In pancreatic carcinoma, vascular endothelial growth factor (VEGF) expression at the primary site has been suggested to be a prognostic parameter. We quantitatively analyzed VEGF expression in liver metastases from pancreatic carcinoma and examined the correlation among VEGF expression in liver metastases, clinicopathologic factors, and clinical outcome. The subjects consisted of 23 patients with pancreatic adenocarcinoma who had liver metastases and were treated with S-1 and gemcitabine as the first-line treatment. VEGF expression was quantitated by enzyme immunoassay in biopsy specimens of liver metastases and nontumorous liver tissue, and in plasma. In 10 of the 23 patients, VEGF expression was also quantitated in biopsy specimens of the primary pancreatic tumor. All samples were collected before treatment. The VEGF level in nontumorous liver tissue was 36.6 +/- 10.0 pg/mg protein versus 376.8 +/- 106.1 pg/mg protein in liver metastases (P = 0.0016). Pretreatment VEGF levels in plasma and in primary pancreatic carcinoma did not correlate with VEGF levels in the corresponding liver metastases.

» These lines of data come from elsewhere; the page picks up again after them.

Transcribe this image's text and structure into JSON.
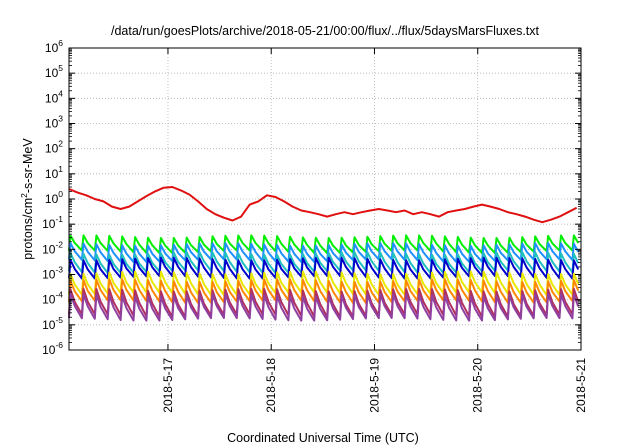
{
  "chart_data": {
    "type": "line",
    "title": "/data/run/goesPlots/archive/2018-05-21/00:00/flux/../flux/5daysMarsFluxes.txt",
    "xlabel": "Coordinated Universal Time (UTC)",
    "ylabel": {
      "prefix": "protons/cm",
      "exp": "2",
      "suffix": "-s-sr-MeV"
    },
    "yscale": "log",
    "ylim_exp": [
      -6,
      6
    ],
    "y_ticks": [
      {
        "base": "10",
        "exp": "-6"
      },
      {
        "base": "10",
        "exp": "-5"
      },
      {
        "base": "10",
        "exp": "-4"
      },
      {
        "base": "10",
        "exp": "-3"
      },
      {
        "base": "10",
        "exp": "-2"
      },
      {
        "base": "10",
        "exp": "-1"
      },
      {
        "base": "10",
        "exp": "0"
      },
      {
        "base": "10",
        "exp": "1"
      },
      {
        "base": "10",
        "exp": "2"
      },
      {
        "base": "10",
        "exp": "3"
      },
      {
        "base": "10",
        "exp": "4"
      },
      {
        "base": "10",
        "exp": "5"
      },
      {
        "base": "10",
        "exp": "6"
      }
    ],
    "xlim": [
      "2018-05-16T01:00",
      "2018-05-21T00:00"
    ],
    "x_ticks": [
      {
        "date": "2018-05-17T00:00",
        "label": "2018-5-17"
      },
      {
        "date": "2018-05-18T00:00",
        "label": "2018-5-18"
      },
      {
        "date": "2018-05-19T00:00",
        "label": "2018-5-19"
      },
      {
        "date": "2018-05-20T00:00",
        "label": "2018-5-20"
      },
      {
        "date": "2018-05-21T00:00",
        "label": "2018-5-21"
      }
    ],
    "grid": true,
    "series": [
      {
        "color": "#e01010",
        "x": [
          "2018-05-16T01:00",
          "2018-05-16T03:00",
          "2018-05-16T05:00",
          "2018-05-16T07:00",
          "2018-05-16T09:00",
          "2018-05-16T11:00",
          "2018-05-16T13:00",
          "2018-05-16T15:00",
          "2018-05-16T17:00",
          "2018-05-16T19:00",
          "2018-05-16T21:00",
          "2018-05-16T23:00",
          "2018-05-17T01:00",
          "2018-05-17T03:00",
          "2018-05-17T05:00",
          "2018-05-17T07:00",
          "2018-05-17T09:00",
          "2018-05-17T11:00",
          "2018-05-17T13:00",
          "2018-05-17T15:00",
          "2018-05-17T17:00",
          "2018-05-17T19:00",
          "2018-05-17T21:00",
          "2018-05-17T23:00",
          "2018-05-18T01:00",
          "2018-05-18T03:00",
          "2018-05-18T05:00",
          "2018-05-18T07:00",
          "2018-05-18T09:00",
          "2018-05-18T11:00",
          "2018-05-18T13:00",
          "2018-05-18T15:00",
          "2018-05-18T17:00",
          "2018-05-18T19:00",
          "2018-05-18T21:00",
          "2018-05-18T23:00",
          "2018-05-19T01:00",
          "2018-05-19T03:00",
          "2018-05-19T05:00",
          "2018-05-19T07:00",
          "2018-05-19T09:00",
          "2018-05-19T11:00",
          "2018-05-19T13:00",
          "2018-05-19T15:00",
          "2018-05-19T17:00",
          "2018-05-19T19:00",
          "2018-05-19T21:00",
          "2018-05-19T23:00",
          "2018-05-20T01:00",
          "2018-05-20T03:00",
          "2018-05-20T05:00",
          "2018-05-20T07:00",
          "2018-05-20T09:00",
          "2018-05-20T11:00",
          "2018-05-20T13:00",
          "2018-05-20T15:00",
          "2018-05-20T17:00",
          "2018-05-20T19:00",
          "2018-05-20T21:00",
          "2018-05-20T23:00"
        ],
        "values": [
          2.5,
          1.8,
          1.4,
          1.0,
          0.8,
          0.5,
          0.4,
          0.5,
          0.8,
          1.3,
          2.0,
          2.8,
          3.0,
          2.2,
          1.5,
          0.8,
          0.4,
          0.25,
          0.18,
          0.14,
          0.2,
          0.6,
          0.8,
          1.4,
          1.2,
          0.8,
          0.5,
          0.35,
          0.3,
          0.25,
          0.2,
          0.25,
          0.3,
          0.25,
          0.3,
          0.35,
          0.4,
          0.35,
          0.3,
          0.35,
          0.25,
          0.3,
          0.25,
          0.2,
          0.3,
          0.35,
          0.4,
          0.5,
          0.6,
          0.5,
          0.4,
          0.3,
          0.25,
          0.2,
          0.15,
          0.12,
          0.15,
          0.2,
          0.3,
          0.45
        ]
      },
      {
        "color": "#00ee00",
        "base": 0.016,
        "amp": 2.0
      },
      {
        "color": "#1e90ff",
        "base": 0.0075,
        "amp": 2.1
      },
      {
        "color": "#20c0c0",
        "base": 0.003,
        "amp": 2.3
      },
      {
        "color": "#0000cc",
        "base": 0.0018,
        "amp": 2.3
      },
      {
        "color": "#e8e800",
        "base": 0.00045,
        "amp": 2.6
      },
      {
        "color": "#ff8800",
        "base": 0.00022,
        "amp": 2.6
      },
      {
        "color": "#b03060",
        "base": 7.5e-05,
        "amp": 3.2
      },
      {
        "color": "#9040a0",
        "base": 5e-05,
        "amp": 3.0
      }
    ]
  }
}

The median VEGF level in liver metastases (138.9 pg/mg protein) was used as the cutoff value between high and low VEGF expression in liver metastases. Patients showing high VEGF expression had a significantly longer progression-free survival and overall survival than patients showing low VEGF expression in liver metastases (P = 0.0219 and P = 0.0074, respectively). Evaluation of VEGF levels in liver metastases might be useful in assessing the prognosis of patients with metastatic pancreatic carcinoma who are under systemic chemotherapy.